Sun in a Bottle - Charles Seife [66]
The fusion of two deuterium nuclei produces a fixed amount of energy: the energy that the particles get from rolling one step down the fusion hill toward the valley of iron. That energy is carried away by the particles created by the reaction. For the branch of the reaction that creates a neutron and a helium-3, the total energy released—in the units that nuclear physicists like to use—is nearly 3.3 million electron volts (3.3 MeV).55 That energy is split between the two particles. Furthermore, the heavier particle gets less energy, while the lighter particle gets more.56 In this particular case, the heavier helium-3 gets about 0.82 MeV while the lighter neutron gets 2.45 MeV. Every time. So, if you find neutrons flying about with 2.45 MeV of energy, it is a really good sign that you are seeing deuterium-deuterium fusion.
Before the press conference, Pons, Fleischmann, and Jones had all been looking for neutrons. Jones’s team thought it had found a few coming from their experiments—a small, unimpressive bump in a graph. The bump didn’t represent a solid discovery; after months of running the experiment, Jones claimed to see roughly twenty neutrons in the 2.45 MeV range. Unimpressive, yes, but Jones considered them a solid sign of fusion reactions. That these neutrons were there at all “provides strong evidence that room-temperature nuclear fusion is occurring at a low rate” in the experiment, Jones later wrote. Pons and Fleischmann had been looking, too, but they were having even less luck. Fleischmann used his Harwell laboratory connections to get a neutron detector, but when they put it near the cell, it didn’t show any neutrons.

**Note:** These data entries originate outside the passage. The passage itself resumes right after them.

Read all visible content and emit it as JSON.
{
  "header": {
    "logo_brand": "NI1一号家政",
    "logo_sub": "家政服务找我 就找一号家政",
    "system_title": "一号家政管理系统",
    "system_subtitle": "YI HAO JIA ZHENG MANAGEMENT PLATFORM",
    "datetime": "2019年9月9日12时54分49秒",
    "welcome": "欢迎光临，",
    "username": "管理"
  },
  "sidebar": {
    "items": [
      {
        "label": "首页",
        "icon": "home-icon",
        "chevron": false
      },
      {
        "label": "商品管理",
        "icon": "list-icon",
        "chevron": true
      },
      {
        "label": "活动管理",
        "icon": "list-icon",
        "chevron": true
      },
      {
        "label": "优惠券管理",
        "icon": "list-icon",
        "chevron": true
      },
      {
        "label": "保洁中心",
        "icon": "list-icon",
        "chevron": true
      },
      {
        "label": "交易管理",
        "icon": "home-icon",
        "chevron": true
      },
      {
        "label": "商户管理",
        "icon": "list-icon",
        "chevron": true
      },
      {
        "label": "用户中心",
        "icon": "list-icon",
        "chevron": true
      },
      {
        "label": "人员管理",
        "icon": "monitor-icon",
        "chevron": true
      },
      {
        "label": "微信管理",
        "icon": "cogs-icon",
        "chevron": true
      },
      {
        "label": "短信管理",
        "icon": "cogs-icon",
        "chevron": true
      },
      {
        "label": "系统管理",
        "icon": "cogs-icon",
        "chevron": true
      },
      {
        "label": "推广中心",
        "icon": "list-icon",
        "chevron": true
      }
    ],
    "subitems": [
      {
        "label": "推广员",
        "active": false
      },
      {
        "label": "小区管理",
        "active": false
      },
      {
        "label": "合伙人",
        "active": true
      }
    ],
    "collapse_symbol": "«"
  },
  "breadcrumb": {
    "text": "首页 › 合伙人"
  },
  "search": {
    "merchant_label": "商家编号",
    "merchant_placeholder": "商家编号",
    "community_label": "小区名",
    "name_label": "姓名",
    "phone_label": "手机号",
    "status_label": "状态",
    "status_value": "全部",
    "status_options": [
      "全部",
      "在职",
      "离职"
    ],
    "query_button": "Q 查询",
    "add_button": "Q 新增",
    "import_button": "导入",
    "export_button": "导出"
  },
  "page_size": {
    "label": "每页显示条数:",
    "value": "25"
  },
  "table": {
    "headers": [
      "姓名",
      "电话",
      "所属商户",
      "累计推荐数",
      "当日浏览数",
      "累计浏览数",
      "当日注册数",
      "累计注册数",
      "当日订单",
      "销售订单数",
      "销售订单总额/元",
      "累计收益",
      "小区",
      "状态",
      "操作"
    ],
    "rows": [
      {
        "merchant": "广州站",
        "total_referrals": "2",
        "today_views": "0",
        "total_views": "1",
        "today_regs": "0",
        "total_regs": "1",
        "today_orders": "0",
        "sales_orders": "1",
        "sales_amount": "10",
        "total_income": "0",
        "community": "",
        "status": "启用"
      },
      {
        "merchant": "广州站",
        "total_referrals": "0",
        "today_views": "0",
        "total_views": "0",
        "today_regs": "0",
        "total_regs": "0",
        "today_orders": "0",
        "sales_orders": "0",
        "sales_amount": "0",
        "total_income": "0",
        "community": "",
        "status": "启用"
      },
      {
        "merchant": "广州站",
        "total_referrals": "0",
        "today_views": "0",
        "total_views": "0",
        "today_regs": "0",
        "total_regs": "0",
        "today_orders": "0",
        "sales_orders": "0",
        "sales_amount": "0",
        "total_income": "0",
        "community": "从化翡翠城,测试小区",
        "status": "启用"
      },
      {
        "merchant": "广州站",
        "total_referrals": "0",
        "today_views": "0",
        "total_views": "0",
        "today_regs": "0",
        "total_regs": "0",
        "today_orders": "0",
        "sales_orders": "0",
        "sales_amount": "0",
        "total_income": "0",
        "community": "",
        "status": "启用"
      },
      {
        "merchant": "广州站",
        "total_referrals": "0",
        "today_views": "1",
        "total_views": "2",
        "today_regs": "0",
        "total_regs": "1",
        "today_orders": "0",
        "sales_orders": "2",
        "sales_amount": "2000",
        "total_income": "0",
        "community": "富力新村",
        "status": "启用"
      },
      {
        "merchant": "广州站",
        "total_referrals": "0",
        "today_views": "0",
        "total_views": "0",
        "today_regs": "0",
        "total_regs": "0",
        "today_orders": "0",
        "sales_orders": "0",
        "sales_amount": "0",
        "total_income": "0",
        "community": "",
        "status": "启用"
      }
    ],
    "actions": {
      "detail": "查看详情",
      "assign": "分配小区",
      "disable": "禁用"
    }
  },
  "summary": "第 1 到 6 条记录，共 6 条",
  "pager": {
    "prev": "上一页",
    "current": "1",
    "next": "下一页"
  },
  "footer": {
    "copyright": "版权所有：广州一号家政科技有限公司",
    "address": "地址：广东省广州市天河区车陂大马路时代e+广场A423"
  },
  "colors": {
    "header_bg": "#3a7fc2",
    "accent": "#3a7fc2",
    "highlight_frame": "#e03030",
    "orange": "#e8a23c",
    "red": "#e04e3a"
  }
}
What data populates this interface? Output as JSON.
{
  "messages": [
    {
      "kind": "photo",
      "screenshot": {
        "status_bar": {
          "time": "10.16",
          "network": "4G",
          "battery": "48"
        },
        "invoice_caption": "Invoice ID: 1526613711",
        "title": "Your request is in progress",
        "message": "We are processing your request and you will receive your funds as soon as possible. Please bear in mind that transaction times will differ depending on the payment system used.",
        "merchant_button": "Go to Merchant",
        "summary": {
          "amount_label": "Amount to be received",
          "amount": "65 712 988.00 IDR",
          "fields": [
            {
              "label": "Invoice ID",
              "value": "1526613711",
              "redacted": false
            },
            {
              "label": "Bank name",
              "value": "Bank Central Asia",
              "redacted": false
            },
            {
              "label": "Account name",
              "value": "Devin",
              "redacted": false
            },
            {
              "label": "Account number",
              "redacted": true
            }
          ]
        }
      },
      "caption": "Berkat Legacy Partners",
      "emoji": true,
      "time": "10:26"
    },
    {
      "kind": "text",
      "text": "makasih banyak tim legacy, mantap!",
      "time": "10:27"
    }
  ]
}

This was a huge problem, because for every watt of power the cell produced, about a trillion neutrons should have been flying out every second. At the power levels Pons and Fleischmann were seeing, their beaker should have been emitting dangerous and easily detectable levels of radioactivity. But it wasn’t.
As the days of fruitless searching turned into weeks and the time of the press conference drew closer, Pons and Fleischmann evidently became increasingly concerned. They sent a cell to Harwell to be analyzed with a much more sensitive machine, but the analysis required some time. In the interim, they invited a person from the University of Utah’s radiation safety office to the lab to measure gamma rays coming from the cell. The gamma rays, they hoped, would provide an indirect measure of neutrons: when a 2.45 MeV neutron strikes a hydrogen in the water surrounding the palladium, it will emit a gamma ray, again with a very specific energy: 2.22 MeV. The safety officer set up a gamma-ray detector for a few days and collected data. Apparently, Pons and Fleischmann were thrilled with what the machine found, because shortly after analyzing the data, they submitted their paper to the Journal of Electroanalytical Chemistry and Utah began setting up the press conference.
When Pons and Fleischmann announced their discovery to the world on March 23, 1989, Utahans immediately sought to capitalize on the news. The day after the press conference, Governor Norman Bangerter announced that he would call a special session of the legislature to appropriate $5 million for cold-fusion research. The appropriations bill passed overwhelmingly. The money would help establish a National Institute for Cold Fusion at Utah. Soon cold-fusion lobbyists would be marching up Capitol Hill seeking tens of millions of dollars, promising that Japan would steal cold-fusion momentum away from the United States if the nation didn’t invest immediately.